Und er legte ihnen dar, ausgehend von Mose und allen Propheten, was in der gesamten Schrift über ihn geschrieben steht.

So erreichten sie das Dorf, zu dem sie unterwegs waren. Jesus tat, als wolle er weitergehen,

aber sie drängten ihn und sagten: Bleib doch bei uns; denn es wird bald Abend, der Tag hat sich schon geneigt. Da ging er mit hinein, um bei ihnen zu bleiben.

Und als er mit ihnen bei Tisch war, nahm er das Brot, sprach den Lobpreis, brach das Brot und gab es ihnen.

Da gingen ihnen die Augen auf, und sie erkannten ihn; dann sahen sie ihn nicht mehr.

Und sie sagten zueinander: Brannte uns nicht das Herz in der Brust, als er unterwegs mit uns redete und uns den Sinn der Schrift erschloß?

Noch in derselben Stunde brachen sie auf und kehrten nach Jerusalem zurück, und sie fanden die Elf und die anderen Jünger versammelt.

Diese sagten: Der Herr ist wirklich auferstanden und ist dem Simon erschienen.
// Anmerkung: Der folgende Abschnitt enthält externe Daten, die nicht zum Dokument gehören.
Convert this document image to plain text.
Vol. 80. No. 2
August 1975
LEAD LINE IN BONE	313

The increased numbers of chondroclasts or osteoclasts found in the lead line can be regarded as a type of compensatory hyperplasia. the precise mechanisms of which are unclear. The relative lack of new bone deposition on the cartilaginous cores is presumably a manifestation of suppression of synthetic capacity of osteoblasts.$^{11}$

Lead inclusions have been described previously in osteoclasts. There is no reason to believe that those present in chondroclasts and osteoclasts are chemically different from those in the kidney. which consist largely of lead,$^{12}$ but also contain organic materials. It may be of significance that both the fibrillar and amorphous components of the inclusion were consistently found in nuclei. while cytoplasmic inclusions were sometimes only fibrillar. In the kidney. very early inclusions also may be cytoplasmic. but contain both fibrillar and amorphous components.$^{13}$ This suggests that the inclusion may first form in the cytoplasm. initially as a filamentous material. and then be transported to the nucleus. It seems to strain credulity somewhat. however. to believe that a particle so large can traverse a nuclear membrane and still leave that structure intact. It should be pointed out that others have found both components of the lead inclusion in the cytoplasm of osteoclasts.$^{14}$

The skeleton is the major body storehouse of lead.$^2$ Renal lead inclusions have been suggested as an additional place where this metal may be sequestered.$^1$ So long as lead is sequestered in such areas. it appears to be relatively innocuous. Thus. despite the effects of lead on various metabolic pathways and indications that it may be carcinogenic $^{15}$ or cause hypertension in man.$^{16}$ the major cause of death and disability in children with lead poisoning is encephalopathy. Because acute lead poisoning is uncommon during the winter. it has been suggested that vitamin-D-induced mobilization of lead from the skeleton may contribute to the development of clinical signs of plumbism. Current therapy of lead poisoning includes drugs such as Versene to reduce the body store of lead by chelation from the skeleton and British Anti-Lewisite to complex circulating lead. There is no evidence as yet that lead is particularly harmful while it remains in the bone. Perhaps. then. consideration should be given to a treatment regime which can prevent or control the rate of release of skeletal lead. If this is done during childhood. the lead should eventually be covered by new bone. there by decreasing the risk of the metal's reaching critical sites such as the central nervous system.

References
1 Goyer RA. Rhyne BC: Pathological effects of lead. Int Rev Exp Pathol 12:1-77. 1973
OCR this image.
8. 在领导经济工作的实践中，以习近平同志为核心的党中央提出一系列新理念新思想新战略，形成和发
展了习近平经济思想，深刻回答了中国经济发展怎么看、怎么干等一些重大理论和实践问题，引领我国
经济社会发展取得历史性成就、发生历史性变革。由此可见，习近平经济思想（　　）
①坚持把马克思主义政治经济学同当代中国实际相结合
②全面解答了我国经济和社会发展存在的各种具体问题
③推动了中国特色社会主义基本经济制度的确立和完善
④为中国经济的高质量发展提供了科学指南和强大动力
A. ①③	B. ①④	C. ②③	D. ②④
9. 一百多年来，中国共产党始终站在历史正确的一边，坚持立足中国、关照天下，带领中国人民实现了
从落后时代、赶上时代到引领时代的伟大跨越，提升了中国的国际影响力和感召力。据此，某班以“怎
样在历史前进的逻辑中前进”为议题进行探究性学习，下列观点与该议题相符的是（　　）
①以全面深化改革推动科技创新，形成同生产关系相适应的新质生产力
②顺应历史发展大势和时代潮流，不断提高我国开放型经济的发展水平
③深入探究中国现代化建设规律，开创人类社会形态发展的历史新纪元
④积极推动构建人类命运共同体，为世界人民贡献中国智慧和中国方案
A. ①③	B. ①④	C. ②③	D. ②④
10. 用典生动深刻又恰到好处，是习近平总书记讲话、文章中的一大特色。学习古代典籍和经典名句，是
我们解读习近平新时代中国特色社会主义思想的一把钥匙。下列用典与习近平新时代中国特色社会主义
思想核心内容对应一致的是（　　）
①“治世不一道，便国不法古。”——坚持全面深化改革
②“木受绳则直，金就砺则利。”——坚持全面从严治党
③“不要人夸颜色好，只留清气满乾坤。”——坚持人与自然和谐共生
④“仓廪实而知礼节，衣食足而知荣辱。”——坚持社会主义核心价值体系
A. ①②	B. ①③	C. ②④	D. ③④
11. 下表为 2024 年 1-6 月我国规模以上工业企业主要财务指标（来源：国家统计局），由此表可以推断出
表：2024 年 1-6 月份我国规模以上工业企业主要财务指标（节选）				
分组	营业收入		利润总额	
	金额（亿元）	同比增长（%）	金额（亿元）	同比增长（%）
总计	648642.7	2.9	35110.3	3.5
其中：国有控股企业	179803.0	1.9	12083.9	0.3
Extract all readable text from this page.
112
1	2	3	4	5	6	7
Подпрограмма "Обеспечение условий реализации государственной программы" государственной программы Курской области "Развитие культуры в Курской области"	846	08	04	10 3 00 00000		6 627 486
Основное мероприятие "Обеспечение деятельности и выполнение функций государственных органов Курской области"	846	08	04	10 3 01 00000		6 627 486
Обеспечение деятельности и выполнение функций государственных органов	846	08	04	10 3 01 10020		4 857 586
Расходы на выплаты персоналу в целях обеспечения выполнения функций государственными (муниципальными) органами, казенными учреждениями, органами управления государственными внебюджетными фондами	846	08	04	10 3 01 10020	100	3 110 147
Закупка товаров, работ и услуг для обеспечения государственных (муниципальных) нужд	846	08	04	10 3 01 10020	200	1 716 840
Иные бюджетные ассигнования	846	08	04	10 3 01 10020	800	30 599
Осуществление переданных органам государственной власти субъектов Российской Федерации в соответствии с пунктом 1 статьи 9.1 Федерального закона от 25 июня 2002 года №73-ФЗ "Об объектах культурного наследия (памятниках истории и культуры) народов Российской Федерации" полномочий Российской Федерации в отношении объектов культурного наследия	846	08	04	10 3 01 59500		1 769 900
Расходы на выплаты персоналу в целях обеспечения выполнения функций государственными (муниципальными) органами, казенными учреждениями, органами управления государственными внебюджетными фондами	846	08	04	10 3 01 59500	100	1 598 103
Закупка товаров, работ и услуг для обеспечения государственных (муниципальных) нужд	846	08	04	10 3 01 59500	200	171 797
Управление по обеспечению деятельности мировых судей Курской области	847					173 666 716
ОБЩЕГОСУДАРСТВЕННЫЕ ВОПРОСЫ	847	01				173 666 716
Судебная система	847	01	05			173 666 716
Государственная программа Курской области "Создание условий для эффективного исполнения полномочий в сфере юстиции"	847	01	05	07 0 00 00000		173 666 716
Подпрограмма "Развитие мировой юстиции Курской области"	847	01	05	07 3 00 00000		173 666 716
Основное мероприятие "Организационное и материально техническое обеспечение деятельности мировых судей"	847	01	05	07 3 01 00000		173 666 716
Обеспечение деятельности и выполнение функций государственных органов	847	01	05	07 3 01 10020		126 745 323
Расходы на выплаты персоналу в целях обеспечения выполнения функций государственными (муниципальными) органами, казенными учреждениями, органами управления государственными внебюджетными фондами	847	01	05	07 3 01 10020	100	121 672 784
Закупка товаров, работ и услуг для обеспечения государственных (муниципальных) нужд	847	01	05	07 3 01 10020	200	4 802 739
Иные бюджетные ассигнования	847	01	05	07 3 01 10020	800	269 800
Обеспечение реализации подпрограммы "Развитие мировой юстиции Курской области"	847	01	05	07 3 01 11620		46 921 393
Da erzählten auch sie, was sie unterwegs erlebt und wie sie ihn erkannt hatten, als er das Brot brach.

 

Halleluja, halleluja, halleluja.

Christus ist von den Toten auferstanden
und er stirbt nicht mehr,
er erwartet uns in Galiläa.

Halleluja, halleluja, halleluja.

Mit der Erzählung von Emmaus lässt uns die Kirche beim Osterfest verweilen. Wir sollen uns nicht von ihm entfernen, wir müssen es wieder neu erleben, um sein Heil bringendes Geheimnis zu kosten. Es ist so, als ob die Reise der beiden Jünger bis heute fortdauern würde. Ihre Traurigkeit ist in gewisser Weise auch die Unsrige und sicher die vieler Männer und Frauen, die von Leid und Gewalt erdrückt werden. Wie viele Menschen geben auch heute der Resignation nach, dass sich nichts ändern kann, wie diese beiden Jünger, wenn sie in ihr kleines Dorf, zu ihren Sorgen und zu ihren Interessen zurückkehren? Sicher gibt es viele gute Gründe, um resigniert zu sein. Das Evangelium wird oft vom Bösen besiegt. Wir alle sehen, dass nicht selten der Hass über die Liebe siegt, das Böse über das Gute, die Gleichgültigkeit über das Mitleid. Doch ein Fremder - ja, einer der gegenüber der Mentalität der Welt nicht resigniert hat - nähert sich jedem von uns und beginnt, uns die Schrift zu erklären. Es kommt zum Gespräch zwischen den beiden Emmausjüngern und dem Fremden. Allmählich verschwindet im Laufe des Gesprächs ihre Traurigkeit, und ihre Herzen werden warm. Sie sind sich dessen, was geschieht, nicht bewusst. Man muss in der Erkenntnis und der Liebe wachsen, damit die Augen sich öffnen. Nach dem Gespräch, gegen Ende ihrer Reise, steigt aus ihrem Herzen ein einfaches Gebet empor: "Bleib doch bei uns". Der Fremde erhört ihr Gebet. Er selbst hatte es in ihren Mund gelegt: "Bittet, und ihr werdet empfangen" (Joh 16,24). In der Apokalypse heißt es: "Wer meine Stimme hört und die Tür öffnet, bei dem werde ich eintreten und wir werden Mahl halten, ich mit ihm und er mit mir" (Offb 3,20). Jesus trat ein und aß mit den beiden. Als er das Brot brach, erkannten sie ihn. Als sie die Geste des Brotbrechens sahen, die nur Jesus tun konnte, erkannten die beiden den Meister. Er war nicht mehr im Grab. Er begleitete sie jetzt sogar auf den Wegen der Welt. Tatsächlich machten sie sich sofort auf den Weg, um das Evangelium der Auferstehung allen Brüdern und Schwestern zu verkünden.